On Healing, Compassion, and the Courage to Begin Again
There are seasons in life that change us forever.
Not because we planned them.
Not because we chose them.
But because we had to survive them.
I’ve come to believe that people are not broken by what they’ve lived through, they are shaped by it. And often, the very behaviors we later feel shame about were once the tools that kept us safe.
Healing, in my experience, does not come from forcing ourselves to “move on,” silencing pain, or pretending the past didn’t matter. Healing comes from being able to tell the truth; gently, honestly, and at our own pace in a space where we are met with compassion instead of judgment.
I don’t believe in one-size-fits-all answers.
I don’t believe people heal because they were given the “right” advice or behaved in a certain way.
And I don’t believe that suffering is a sign of weakness.
I believe context matters.
Culture matters.
History matters.
Trauma matters.
People do not exist in a vacuum, and neither does pain.
Over the years, I’ve learned that strength often looks quiet.
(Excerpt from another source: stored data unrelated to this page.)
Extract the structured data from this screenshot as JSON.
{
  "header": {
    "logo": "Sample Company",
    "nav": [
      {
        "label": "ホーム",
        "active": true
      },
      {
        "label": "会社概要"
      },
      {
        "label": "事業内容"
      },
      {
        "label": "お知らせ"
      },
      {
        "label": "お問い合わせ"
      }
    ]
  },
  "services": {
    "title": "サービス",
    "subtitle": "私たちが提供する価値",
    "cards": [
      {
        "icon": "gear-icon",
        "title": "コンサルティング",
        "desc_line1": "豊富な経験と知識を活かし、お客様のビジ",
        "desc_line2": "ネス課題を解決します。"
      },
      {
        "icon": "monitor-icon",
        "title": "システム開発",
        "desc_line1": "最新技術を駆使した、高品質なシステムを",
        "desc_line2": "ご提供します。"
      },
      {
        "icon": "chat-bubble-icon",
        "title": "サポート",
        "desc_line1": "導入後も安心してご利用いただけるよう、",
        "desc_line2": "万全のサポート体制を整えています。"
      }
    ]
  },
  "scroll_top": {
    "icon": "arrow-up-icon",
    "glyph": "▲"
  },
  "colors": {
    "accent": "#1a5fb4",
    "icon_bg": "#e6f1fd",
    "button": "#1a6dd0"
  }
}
Sometimes it looks like asking for help. Sometimes it looks like leaving something unsafe. Sometimes it looks like accepting support when you never imagined you would need it. Sometimes it looks like letting go, even when that letting go is painful.
I am drawn to a way of living and healing that moves toward suffering rather than away from it. One that values dignity, honors survival, and protects the vulnerable. A way that understands that boundaries can be both loving and necessary, and that estrangement can be both grief-filled and life-saving.
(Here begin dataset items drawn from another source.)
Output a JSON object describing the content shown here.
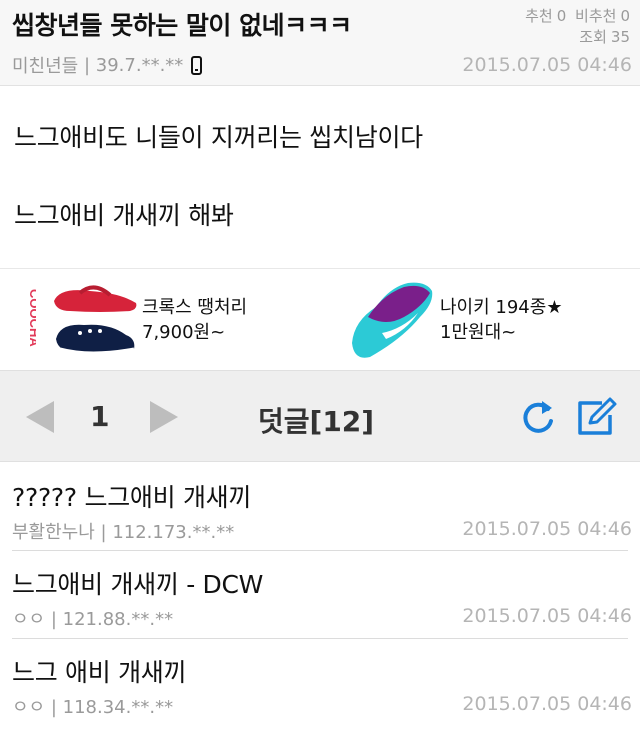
{
  "post": {
    "title": "씹창년들 못하는 말이 없네ㅋㅋㅋ",
    "recommend_label": "추천",
    "recommend_count": "0",
    "not_recommend_label": "비추천",
    "not_recommend_count": "0",
    "views_label": "조회",
    "views_count": "35",
    "author": "미친년들",
    "ip": "39.7.**.**",
    "date": "2015.07.05 04:46",
    "device_icon": "mobile-phone-icon",
    "body": [
      "느그애비도 니들이 지꺼리는 씹치남이다",
      "느그애비 개새끼 해봐"
    ]
  },
  "ad": {
    "brand_logo_text": "COOCHA",
    "items": [
      {
        "name": "크록스 땡처리",
        "price": "7,900원~",
        "icon": "crocs-sandal-image"
      },
      {
        "name": "나이키 194종★",
        "price": "1만원대~",
        "icon": "nike-shoe-image"
      }
    ]
  },
  "pager": {
    "page": "1",
    "comments_label": "덧글[12]",
    "prev_icon": "prev-arrow-icon",
    "next_icon": "next-arrow-icon",
    "refresh_icon": "refresh-icon",
    "write_icon": "write-icon"
  },
  "comments": [
    {
      "text": "????? 느그애비 개새끼",
      "author": "부활한누나",
      "ip": "112.173.**.**",
      "date": "2015.07.05 04:46"
    },
    {
      "text": "느그애비 개새끼 - DCW",
      "author": "ㅇㅇ",
      "ip": "121.88.**.**",
      "date": "2015.07.05 04:46"
    },
    {
      "text": "느그 애비 개새끼",
      "author": "ㅇㅇ",
      "ip": "118.34.**.**",
      "date": "2015.07.05 04:46"
    }
  ],
  "colors": {
    "accent_blue": "#1a7fd9",
    "muted_gray": "#9a9a9a",
    "pager_bg": "#efefef"
  }
}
Spiritually, I hold close a vision of love that is compassionate rather than condemning; love that tells the truth without cruelty, and that refuses to abandon people in their pain. The kind of love that sits with the hurting, feeds the hungry, and sees worth where others see failure.
Life, I believe, unfolds in chapters. Not verdicts.
People can rebuild.
Stories don’t end where trauma begins.
Healing doesn’t erase the past, it integrates it.
At the heart of everything I do, personally and professionally, is this belief:
People heal when they are seen, believed, and met with grace.
And sometimes, the bravest thing we do is begin again, right where we are.